Yadier Molina is another example of a guy who is seeing fewer pitches inside the strike zone (44.7%) in 2012 than in his career (51.2%). It’s a good sign then that he is swinging less often. His selection process seems to be working as an impressive 29.4% of his balls in play have been line drives. His ability to perform at a level equal to or within shouting distance of 2011 would go along way towards justifying the contract that will pay him ~$15 million/year through 2017. I noticed yesterday morning that ZIPS’ updated 2012 projection (.346 wOBA) for Molina is now extremely close to his overall production (.349 wOBA) in 2011; see @bgh’s post at VEB for more information about Yadi’s offensive transformation.

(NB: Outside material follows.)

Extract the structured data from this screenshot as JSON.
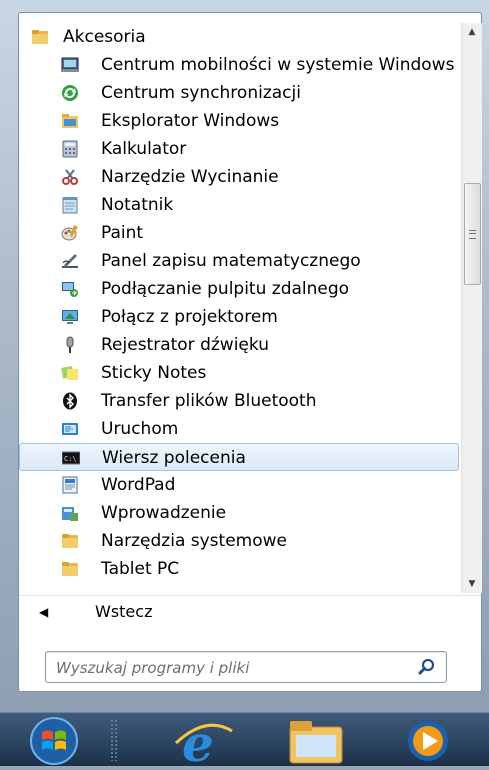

David Freese is swinging slightly more often than his career to date. While his production has been fantastic thus far in 2012, there are some worrisome underlying numbers. For example, he’s only walking 5% of the time but striking out 27.5% of the time, while much of his success is predicated on a high BABIP (.417) not likely to be sustained by a line drive rate that is only slightly higher than league average. Of course, walk rates and strike out rates do not stabilize until 200 and 150 plate appearances respectively, so things might look differently by the time we get there.
Matt Carpenter is confirming what we already knew. He doesn’t swing a whole lot. He doesn’t wear batting gloves. Moving along…
In spring training, I observed that Daniel Descalso was taking more walks than he had in the past, and the trend seems to have carried over into the regular season. Descalso is swinging at 7.5% less often than he has in the past despite seeing the same amount of pitches in the zone. As he approaches 200 plate appearance, it will be interesting to see if this trend continues. Since his success is predicated more on luck on balls in play, it would behoove him to adopt more patience at the plate so that he has more than one way to get on base.
Jon Jay is interesting. Even though he has seen a greater amount of pitches within the strike zone, he has swung less often, and he seems to be laying off the right pitches. While the average major leaguer swings at roughly 28% of pitches outside of the strike zone (also close to Jay’s career rate), he has only chased 18% of such pitches in 2012.
With the exception of Freese, the Cardinals seem to be swinging at fewer pitches overall. This is encouraging since several of them have seen a reduced amount of pitches within the strike zone. Perhaps McGwire’s emphasis on looking for a pitch in a certain area of the strike zone is taking root.